The film depicts an illegal Mexican immigrant living in Los Angeles with incredible soccer skills and potential. Despite working two jobs and helping support his struggling family, young Santiago loves life on the pitch, even if finding his glory is only in a local recreation league. But when a former English soccer star notices him, he offers Santiao the chance of a lifetime: a tryout with the English soccer club Newcastle United. Against his father’s wishes but with his grandmother’s support, Santiago leaves the family landscaping business and the country, to pursue his dreams of becoming a professional soccer player.
The predictable story of “Goal” is overshadowed by the film’s outward intentions. Although the cliche, somewhat goofy nature of dialogue and characterization is what foremost drives the plot, the message directed at the younger generation of soccer players is what’s important. The notion that a poor, struggling youth can defy seemingly insurmountable adversities by merely believing in himself is the crux of the theme and the foundation of the film.
The highlight of the movie is the intense action sequences and on-field drama, which intertwines actual Champions League play with acted scenes. The athleticism of lead actor Kuno Becker fits wells into the fast paced nature of the film and his up and down relationships with particular teammates emphasizes the importance of cooperation and chemistry within a team. It is, however, Santiago’s relationship with his father that creates the overlying conflict of the film and propels his emotions to the extreme.

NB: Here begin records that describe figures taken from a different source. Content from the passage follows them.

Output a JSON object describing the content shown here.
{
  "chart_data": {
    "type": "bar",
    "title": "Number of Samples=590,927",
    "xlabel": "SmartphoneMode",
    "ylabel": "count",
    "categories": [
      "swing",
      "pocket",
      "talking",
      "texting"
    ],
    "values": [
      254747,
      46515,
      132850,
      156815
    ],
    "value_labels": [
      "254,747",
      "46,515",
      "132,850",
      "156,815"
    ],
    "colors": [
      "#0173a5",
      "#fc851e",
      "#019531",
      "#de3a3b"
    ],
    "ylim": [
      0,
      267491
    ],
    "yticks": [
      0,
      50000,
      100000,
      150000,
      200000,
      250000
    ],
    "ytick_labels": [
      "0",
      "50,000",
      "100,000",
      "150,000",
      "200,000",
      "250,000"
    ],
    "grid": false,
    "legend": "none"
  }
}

Director Danny Cannon also embeds a loose love story into the plot which results in an awkward, tongue-tied relationship between Santiago and a young nurse for the team. Although ineffective beyond the typical teen crush stage, the relationship between Santiago and his hesitant girlfriend provides him with moral support and a cuter, less competitive side to the film.
With cameos by soccer superstars David Beckham, Zinedine Zidane and Raul, “Goal” has its share of memorable moments and reasons to smile. And while it may not kindle your appetite for the sport, expect entire soccer teams to take a day off of practice and show up to this film. So maybe wear some cleats to fit in.
“Goal: The Dream Begins Here” is in theaters now.